Blair’s critique, stripped of whatever personal animus attaches to it, contains a substantive challenge that deserves engagement rather than dismissal. Labour’s first two years in government have been characterised — even by sympathetic commentators — by a series of strategic missteps: an immediate inheritance tax on farms that alienated a key rural constituency, a welfare reform agenda that has generated extraordinary internal opposition, and a fiscal posture so constrained by self-imposed rules that the government has been functionally unable to use borrowing to invest. The result is a party that promised change and has delivered, in the eyes of many voters, a slower version of the same. Reform UK’s extraordinary electoral surge earlier this month — the Makerfield by-election now becomes a test case of this — is not a Tory problem; it is Labour’s problem, a haemorrhage of working-class voters to a party that at least performs the aesthetic of action.
The Burnham-Streeting counterpunch is revealing in a different way. Burnham and Streeting are smart politicians who understand the game they are playing. By publicly contradicting Blair, they are not primarily defending Starmer — they are positioning themselves as the authentic voices of a post-Blair Labour settlement, untainted by Iraq and the compromises of the neoliberal era. This is politically rational. But it also means the Labour succession debate is happening in public, in a way that undermines the sitting leader’s authority, at a moment when he has not yet recovered from the gilt yield crisis, the welfare rebellion, and a set of polling numbers that suggest the public’s patience is thinner than many inside the party acknowledge.

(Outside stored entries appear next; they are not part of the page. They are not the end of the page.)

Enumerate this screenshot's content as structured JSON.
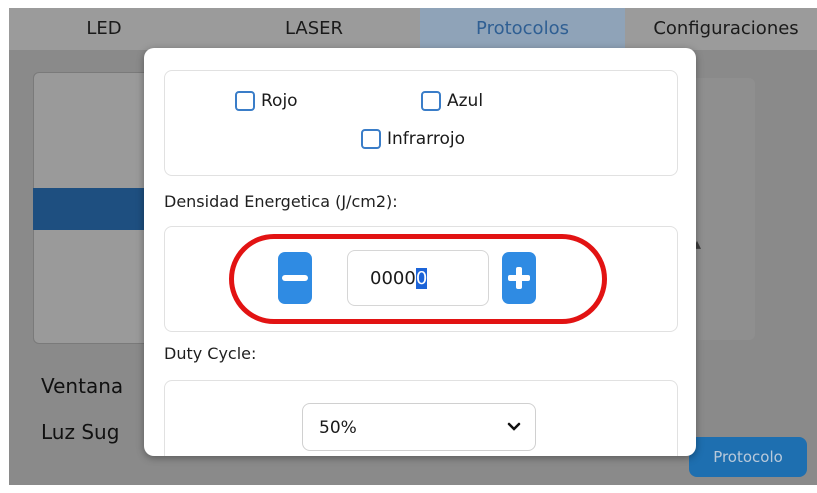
{
  "tabs": [
    "LED",
    "LASER",
    "Protocolos",
    "Configuraciones"
  ],
  "background": {
    "text1": "Ventana",
    "text2": "Luz Sug",
    "button": "Protocolo"
  },
  "modal": {
    "colors": {
      "rojo": "Rojo",
      "azul": "Azul",
      "infrarrojo": "Infrarrojo"
    },
    "density_label": "Densidad Energetica (J/cm2):",
    "density_value_main": "0000",
    "density_value_selected": "0",
    "duty_label": "Duty Cycle:",
    "duty_value": "50%"
  },
  "accent": "#2f8be3",
  "highlight": "#e21313"
}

There is a deeper structural problem here that neither Blair nor Burnham nor Starmer has squarely addressed: British growth has been anaemic for two decades, and no faction of the Labour Party has a convincing programme for reversing it. Blair’s growth came from financial services deregulation and public spending fuelled by the proceeds; that model is exhausted. Burnham’s Northern English political economy is attractive but limited in scale. Streeting’s NHS reform agenda is real but narrow. What Labour lacks is a compelling story about what the British economy is actually for in 2026, and who it is supposed to serve. Blair was right to raise the question even if his timing and framing were self-serving. The fact that it triggered a leadership therapy session rather than a policy debate is the most depressing thing about the whole episode.
What to watch
- Makerfield by-election: A true test of Labour’s hold on its working-class base. A strong Reform performance would lend credibility to Blair’s critique and accelerate the succession conversation.

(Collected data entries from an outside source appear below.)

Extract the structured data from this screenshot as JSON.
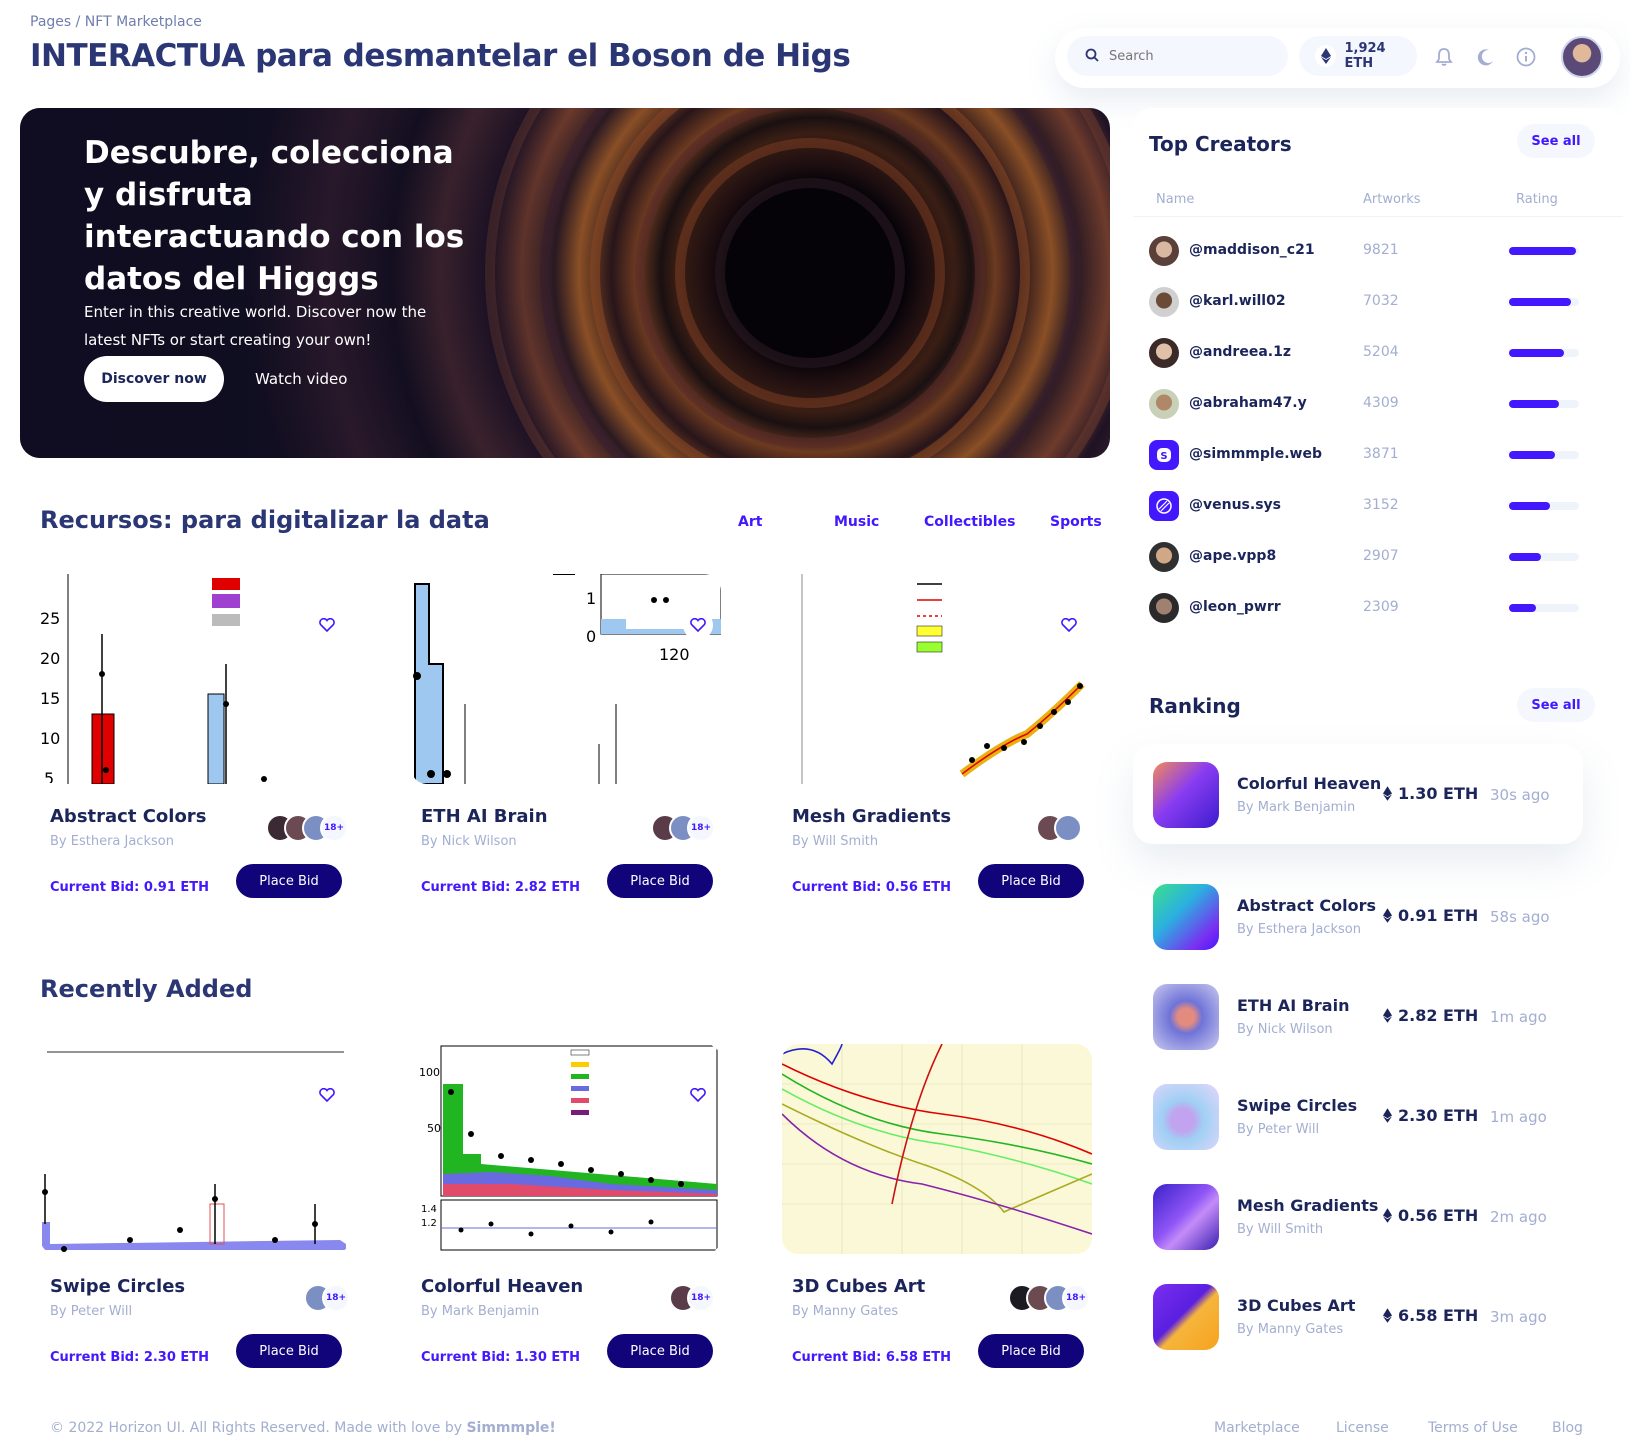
{
  "header": {
    "breadcrumb": "Pages / NFT Marketplace",
    "title": "INTERACTUA  para desmantelar el Boson de Higs",
    "search_placeholder": "Search",
    "eth_balance": "1,924 ETH"
  },
  "hero": {
    "title": "Descubre, colecciona y disfruta  interactuando con los datos del Higggs",
    "subtitle": "Enter in this creative world. Discover now the latest NFTs or start creating your own!",
    "primary_button": "Discover now",
    "secondary_button": "Watch video"
  },
  "trending": {
    "title": "Recursos: para digitalizar la data",
    "tabs": [
      "Art",
      "Music",
      "Collectibles",
      "Sports"
    ],
    "cards": [
      {
        "name": "Abstract Colors",
        "author": "By Esthera Jackson",
        "bid": "Current Bid: 0.91 ETH",
        "button": "Place Bid",
        "bidders_count": "18+"
      },
      {
        "name": "ETH AI Brain",
        "author": "By Nick Wilson",
        "bid": "Current Bid: 2.82 ETH",
        "button": "Place Bid",
        "bidders_count": "18+"
      },
      {
        "name": "Mesh Gradients",
        "author": "By Will Smith",
        "bid": "Current Bid: 0.56 ETH",
        "button": "Place Bid"
      }
    ]
  },
  "recent": {
    "title": "Recently Added",
    "cards": [
      {
        "name": "Swipe Circles",
        "author": "By Peter Will",
        "bid": "Current Bid: 2.30 ETH",
        "button": "Place Bid",
        "bidders_count": "18+"
      },
      {
        "name": "Colorful Heaven",
        "author": "By Mark Benjamin",
        "bid": "Current Bid: 1.30 ETH",
        "button": "Place Bid",
        "bidders_count": "18+"
      },
      {
        "name": "3D Cubes Art",
        "author": "By Manny Gates",
        "bid": "Current Bid: 6.58 ETH",
        "button": "Place Bid",
        "bidders_count": "18+"
      }
    ]
  },
  "top_creators": {
    "title": "Top Creators",
    "see_all": "See all",
    "columns": [
      "Name",
      "Artworks",
      "Rating"
    ],
    "rows": [
      {
        "name": "@maddison_c21",
        "artworks": "9821",
        "rating": 0.95
      },
      {
        "name": "@karl.will02",
        "artworks": "7032",
        "rating": 0.88
      },
      {
        "name": "@andreea.1z",
        "artworks": "5204",
        "rating": 0.78
      },
      {
        "name": "@abraham47.y",
        "artworks": "4309",
        "rating": 0.72
      },
      {
        "name": "@simmmple.web",
        "artworks": "3871",
        "rating": 0.65
      },
      {
        "name": "@venus.sys",
        "artworks": "3152",
        "rating": 0.58
      },
      {
        "name": "@ape.vpp8",
        "artworks": "2907",
        "rating": 0.46
      },
      {
        "name": "@leon_pwrr",
        "artworks": "2309",
        "rating": 0.38
      }
    ]
  },
  "ranking": {
    "title": "Ranking",
    "see_all": "See all",
    "rows": [
      {
        "name": "Colorful Heaven",
        "author": "By Mark Benjamin",
        "price": "1.30 ETH",
        "time": "30s ago"
      },
      {
        "name": "Abstract Colors",
        "author": "By Esthera Jackson",
        "price": "0.91 ETH",
        "time": "58s ago"
      },
      {
        "name": "ETH AI Brain",
        "author": "By Nick Wilson",
        "price": "2.82 ETH",
        "time": "1m ago"
      },
      {
        "name": "Swipe Circles",
        "author": "By Peter Will",
        "price": "2.30 ETH",
        "time": "1m ago"
      },
      {
        "name": "Mesh Gradients",
        "author": "By Will Smith",
        "price": "0.56 ETH",
        "time": "2m ago"
      },
      {
        "name": "3D Cubes Art",
        "author": "By Manny Gates",
        "price": "6.58 ETH",
        "time": "3m ago"
      }
    ]
  },
  "footer": {
    "copyright_prefix": "© 2022 Horizon UI. All Rights Reserved. Made with love by ",
    "copyright_brand": "Simmmple!",
    "links": [
      "Marketplace",
      "License",
      "Terms of Use",
      "Blog"
    ]
  },
  "colors": {
    "accent": "#4318ff",
    "navy": "#11047a",
    "title": "#2b3674",
    "muted": "#a3aed0"
  }
}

- Streeting’s NHS reform timeline: If his agenda stalls due to union opposition, it validates Blair’s analysis even as Streeting refutes the messenger.
- Scottish Parliament independence vote: Holyrood endorsed a call for an independence referendum this week — another front Starmer must manage with a party divided on constitution.
- Gilt yields: Energy bills are set to rise as the Iran war’s costs ripple through energy markets. If yields spike again, Starmer’s fiscal constraints become even tighter, and the argument from Blair will gain force.